"I asked him, 'What've you got?' and he goes, 'One-two-three -- fastball-curve-slider.' I said, 'Out pitch?' And he goes, 'Slider,'" Vazquez said, imitating Holland's half-smile and no-stress wink.
Should Holland make normal progress between now and the regular season, the Rockies will be able to call upon him with confidence.
"I just wanted to stay composed and throw strike one," said Holland, who pitched a perfect ninth inning and earned the win. "It felt a little bit different, until you get into the first hitter, first at-bat. Then you go back to pitching like you know how."
Holland signed a one-year, $7 million deal -- with incentive clauses and an option for next year -- with the Rockies in the offseason. He has 145 career saves with the Royals (2010-15). He was the closer in '14, when the Royals lost to the Giants in the World Series.
Holland had 32 saves in 2015 through Sept. 18, his last game before undergoing Tommy John.

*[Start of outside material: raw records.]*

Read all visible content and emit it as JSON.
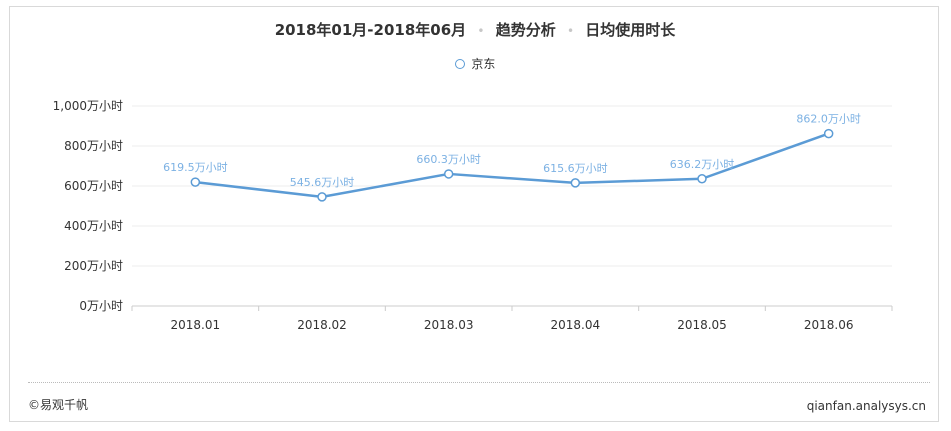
{
  "header": {
    "period": "2018年01月-2018年06月",
    "analysis": "趋势分析",
    "metric": "日均使用时长"
  },
  "footer": {
    "copyright": "©易观千帆",
    "site": "qianfan.analysys.cn"
  },
  "colors": {
    "series": "#5b9bd5",
    "label": "#7cb1e3",
    "grid": "#eeeeee",
    "axis": "#cccccc",
    "text": "#333333"
  },
  "chart_data": {
    "type": "line",
    "title": "2018年01月-2018年06月 · 趋势分析 · 日均使用时长",
    "categories": [
      "2018.01",
      "2018.02",
      "2018.03",
      "2018.04",
      "2018.05",
      "2018.06"
    ],
    "series": [
      {
        "name": "京东",
        "values": [
          619.5,
          545.6,
          660.3,
          615.6,
          636.2,
          862.0
        ],
        "value_labels": [
          "619.5万小时",
          "545.6万小时",
          "660.3万小时",
          "615.6万小时",
          "636.2万小时",
          "862.0万小时"
        ]
      }
    ],
    "ylim": [
      0,
      1000
    ],
    "yticks": [
      0,
      200,
      400,
      600,
      800,
      1000
    ],
    "ytick_labels": [
      "0万小时",
      "200万小时",
      "400万小时",
      "600万小时",
      "800万小时",
      "1,000万小时"
    ],
    "grid": true,
    "legend_position": "top-center"
  }
}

After surgery, he was at least able to celebrate the Royals' World Series championship over the Mets.
In his return, with his new team, Holland's fastball sat mostly at 93 mph, a little below the peak velocity that should come with more outings and regular-season intensity.
Before Wednesday, Holland threw a few simulated games with a batting cage, appeared in a "B" game against the D-backs and pitched in a simulated setting against Minor Leaguers with fielders behind him.
If all goes well, manager Bud Black said Holland could pitch again as early as Saturday. The idea is to have Holland ready for the frequent work a closer could receive. If he needs extra time when the season starts, the Rockies can spell him in the ninth with right-hander Adam Ottavino.
"I'm looking for the quality of the pitch, and today -- 10 pitches in a quick look -- it was a good outing from the standpoint that he hasn't been out here in this type of setting," Black said.
Holland said, "I felt the ball was coming out of my hand well, and hitters will let you know. I thought my timing and rhythm were good."